NEW DELHI : Imports of Chinese goods could dwindle, posing problems for Indian industry, amid a surge in quality control orders (QCO) by the Indian government and compounded by uncertainty over when Chinese officials will open their manufacturing facilities for inspection following the recent covid-19 wave.
Inspections by the Bureau of Indian Standards (BIS) have become crucial, with India imposing mandatory certification on many products for which QCOs have been issued. The announcements of hundreds of QCOs now require customs officials to block products not compliant with Indian standards.
India has issued 115 QCOs so far, and orders on as many as 675 products across 14 ministries are under consideration.
QCOs are being applied to products ranging from air-conditioners and refrigerators to footwear, wheel rims, chemicals, and protective clothing for industrial workers.
The import delays may prove significant as China is India’s primary source for a wide range of products, including pharmaceutical ingredients, chemicals, machinery, auto parts, and medical supplies. The total imports from China increased to $98.51 billion during the financial year ended March against $94.57 billion in the previous fiscal, as per official numbers released by the commerce and industry ministry.
“India is not blocking imports from China. The issue is that because of travel restrictions in China, inspections are not taking place. Chinese officials are yet to indicate the reopening of facilities for inspections. We have resumed inspection of all the countries whose embassies have written to us indicating their facilities are open for inspection. BIS can’t give certifications without inspections,” a government official said, requesting anonymity.
“India is not a big market for China, but for us, it is a critical item. We have given examples such as virgin fibre, low melt PSF fibre, and hollow conjugate fibre. So, to stop imports worth one rupee, we can’t jeopardize 100 rupees worth of exports. Low melt fibre, for instance, is used in several other sectors, such as the automobile sector and not just textiles. Prices have gone up. Chinese exporters have begun taking retaliatory steps. They are saying they won’t go for certification as cost is involved. India is 0.5% of their market. Why would they go through that pain?” a company executive, who declined to be identified,
“It must be added that even the industry is not prepared because they don’t react unless they are penalized. Most industries don’t have a policy team, and at least with the changes being brought about, some changes will come about,” the company executive further added.

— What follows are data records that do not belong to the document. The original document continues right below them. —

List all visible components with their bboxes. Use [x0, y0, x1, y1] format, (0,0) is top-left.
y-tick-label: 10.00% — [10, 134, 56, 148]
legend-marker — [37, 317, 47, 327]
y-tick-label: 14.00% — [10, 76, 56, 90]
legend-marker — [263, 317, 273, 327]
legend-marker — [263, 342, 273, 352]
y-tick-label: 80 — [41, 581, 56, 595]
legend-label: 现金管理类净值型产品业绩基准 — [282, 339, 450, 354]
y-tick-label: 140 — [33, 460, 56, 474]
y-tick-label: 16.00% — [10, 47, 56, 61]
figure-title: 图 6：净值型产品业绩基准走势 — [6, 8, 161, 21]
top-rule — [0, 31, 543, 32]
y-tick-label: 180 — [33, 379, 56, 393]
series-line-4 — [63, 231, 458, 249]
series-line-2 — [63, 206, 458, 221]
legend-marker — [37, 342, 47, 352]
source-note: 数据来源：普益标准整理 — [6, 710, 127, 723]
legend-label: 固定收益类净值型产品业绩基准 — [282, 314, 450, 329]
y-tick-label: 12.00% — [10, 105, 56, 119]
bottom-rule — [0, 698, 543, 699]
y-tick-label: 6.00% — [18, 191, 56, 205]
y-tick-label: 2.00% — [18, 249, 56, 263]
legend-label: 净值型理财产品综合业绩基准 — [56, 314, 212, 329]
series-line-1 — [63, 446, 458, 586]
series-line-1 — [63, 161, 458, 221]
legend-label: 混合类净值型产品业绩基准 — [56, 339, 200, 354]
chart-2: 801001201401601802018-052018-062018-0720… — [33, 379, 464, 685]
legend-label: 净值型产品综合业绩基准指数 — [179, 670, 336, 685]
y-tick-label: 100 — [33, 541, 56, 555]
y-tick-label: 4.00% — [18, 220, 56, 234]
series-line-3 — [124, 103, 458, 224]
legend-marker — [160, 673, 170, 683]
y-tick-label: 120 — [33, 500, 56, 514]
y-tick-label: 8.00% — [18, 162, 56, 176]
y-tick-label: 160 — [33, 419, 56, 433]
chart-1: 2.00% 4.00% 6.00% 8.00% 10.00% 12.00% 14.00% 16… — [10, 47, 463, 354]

Anil Bhardwaj, Secretary-General of the Federation of Indian Micro and Small & Medium Enterprises (FISME), said that the products under quality control order are mostly consumer products and, therefore, MSMEs are not facing disruption on the import front.
“BIS does not have enough inspectors who would check MSME units in the country. Eventually, you will be able to stop imports from the select ports where Chinese products make their way to the country. So, imports will fall from China, which is what the government desires. In the short run, however, MSMEs that are manufacturing QCO products will feel the pain,” Bhardwaj stated.
Ajay Srivastava, the founder of the Global Trade Research Initiative, said that only a limited part of China’s imports enter the domestic market and that most imports act as inputs for making export products. Srivastava said that China follows several restrictive policies to curb imports. Queries send to the commerce ministry, consumer affairs ministry, and textile ministry remained unanswered till press time.